As Donne puts it, there is a better sun. A better sun not content to simply brighten up the world, but a sun able to enlighten hell itself, “and make the dark fires languish in that vale.” A better sun that allows us to be honest about our own darknesses, those spaces in our lives—as individuals, as a community, and in civil society—marked by that which conspires against life and human thriving: the darknesses we know, the darknesses we share, but darknesses being overcome by the one that can overcome them: the light that is the Word of God having come into the world.

Donne changes course in “Resurrection, Imperfect,” from the analogy of light to the analogy of alchemy, where Christ is described as pure gold, and then as a tincture that can turn base metals into gold. Perhaps this change in analogy is why he thought the poem imperfect. What he goes on to say, though, is that it is in the Word made flesh—crucified, buried, and resurrected—that we are transformed and made well.

Donne writes that its like we are made of base metals, lead and iron; but Christ Jesus is the tincture that transforms us into pure gold. In his resurrection, Jesus now is “[o]f power to make e’en sinful flesh like his.”

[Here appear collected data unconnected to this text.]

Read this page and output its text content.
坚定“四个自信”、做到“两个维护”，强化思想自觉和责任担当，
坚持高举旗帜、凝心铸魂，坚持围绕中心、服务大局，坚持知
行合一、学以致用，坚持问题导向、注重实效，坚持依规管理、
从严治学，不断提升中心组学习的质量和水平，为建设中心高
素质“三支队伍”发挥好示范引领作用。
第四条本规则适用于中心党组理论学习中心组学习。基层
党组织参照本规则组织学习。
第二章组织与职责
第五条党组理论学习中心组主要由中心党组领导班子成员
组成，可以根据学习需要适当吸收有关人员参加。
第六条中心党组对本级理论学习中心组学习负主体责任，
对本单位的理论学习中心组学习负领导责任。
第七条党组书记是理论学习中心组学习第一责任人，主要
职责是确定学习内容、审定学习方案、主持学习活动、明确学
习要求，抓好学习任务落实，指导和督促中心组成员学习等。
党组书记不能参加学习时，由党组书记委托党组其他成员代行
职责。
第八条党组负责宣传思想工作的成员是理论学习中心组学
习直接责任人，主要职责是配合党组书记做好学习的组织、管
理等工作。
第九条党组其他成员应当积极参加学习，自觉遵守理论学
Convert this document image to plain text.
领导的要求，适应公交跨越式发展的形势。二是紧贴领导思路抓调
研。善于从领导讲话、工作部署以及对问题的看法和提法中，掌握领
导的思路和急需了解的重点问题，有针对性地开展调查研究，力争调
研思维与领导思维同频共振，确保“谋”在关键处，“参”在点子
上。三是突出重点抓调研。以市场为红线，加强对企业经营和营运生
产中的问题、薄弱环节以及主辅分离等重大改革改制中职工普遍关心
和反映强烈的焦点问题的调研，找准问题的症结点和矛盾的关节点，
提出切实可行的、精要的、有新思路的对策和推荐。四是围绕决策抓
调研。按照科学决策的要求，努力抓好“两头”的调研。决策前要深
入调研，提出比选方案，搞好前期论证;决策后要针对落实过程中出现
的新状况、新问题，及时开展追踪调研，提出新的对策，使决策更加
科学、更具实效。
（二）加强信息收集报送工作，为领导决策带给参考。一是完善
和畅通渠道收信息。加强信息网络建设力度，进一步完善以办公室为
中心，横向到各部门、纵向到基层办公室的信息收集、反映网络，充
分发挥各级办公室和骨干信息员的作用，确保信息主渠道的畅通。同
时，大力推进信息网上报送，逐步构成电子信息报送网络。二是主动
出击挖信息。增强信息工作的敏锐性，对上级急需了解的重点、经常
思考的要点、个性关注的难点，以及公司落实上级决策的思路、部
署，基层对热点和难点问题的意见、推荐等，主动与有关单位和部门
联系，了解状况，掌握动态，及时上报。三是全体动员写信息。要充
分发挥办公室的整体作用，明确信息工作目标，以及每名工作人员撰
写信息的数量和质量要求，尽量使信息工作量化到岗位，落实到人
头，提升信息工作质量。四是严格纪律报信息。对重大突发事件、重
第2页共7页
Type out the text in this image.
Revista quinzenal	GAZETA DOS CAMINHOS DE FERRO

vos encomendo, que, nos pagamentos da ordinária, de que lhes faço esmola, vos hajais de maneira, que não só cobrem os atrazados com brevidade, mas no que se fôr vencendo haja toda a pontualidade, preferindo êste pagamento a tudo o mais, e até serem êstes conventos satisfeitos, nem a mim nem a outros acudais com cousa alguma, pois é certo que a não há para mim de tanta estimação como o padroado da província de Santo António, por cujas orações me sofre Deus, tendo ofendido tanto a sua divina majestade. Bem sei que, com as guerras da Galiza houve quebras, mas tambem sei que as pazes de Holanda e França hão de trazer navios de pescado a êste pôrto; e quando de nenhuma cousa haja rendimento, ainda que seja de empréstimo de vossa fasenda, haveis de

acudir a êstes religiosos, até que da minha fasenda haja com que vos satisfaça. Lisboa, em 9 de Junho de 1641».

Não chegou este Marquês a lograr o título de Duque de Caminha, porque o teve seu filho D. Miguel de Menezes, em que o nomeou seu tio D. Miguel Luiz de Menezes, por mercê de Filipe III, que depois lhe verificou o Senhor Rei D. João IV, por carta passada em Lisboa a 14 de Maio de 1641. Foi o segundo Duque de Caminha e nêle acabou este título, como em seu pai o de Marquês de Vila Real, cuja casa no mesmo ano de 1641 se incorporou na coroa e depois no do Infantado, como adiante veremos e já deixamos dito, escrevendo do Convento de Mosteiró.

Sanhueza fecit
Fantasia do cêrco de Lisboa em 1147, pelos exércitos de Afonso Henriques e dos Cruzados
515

The Word of God, the Word of life that is the Son of God coming into the world, comes into the world in order that we might have life—and by taking on a life like ours, and having himself been purified in death and resurrection, he can now transform our lives into lives like his: he can make us, like him. Or as John’s Gospel might put it, the light of the world is able to make us children of light.

This is the good news of the light that comes into the world, the light that shines in the darkness: that in this light—the light of the Word made flesh in Jesus Christ, crucified and resurrected—that in this light the darkness is dispelled:not just the darkness out there, the darkness of a broken world, but the darkness in here, too—a darkness now overcome by the power of the better sun, “Of power to make e’en sinful flesh, like his.”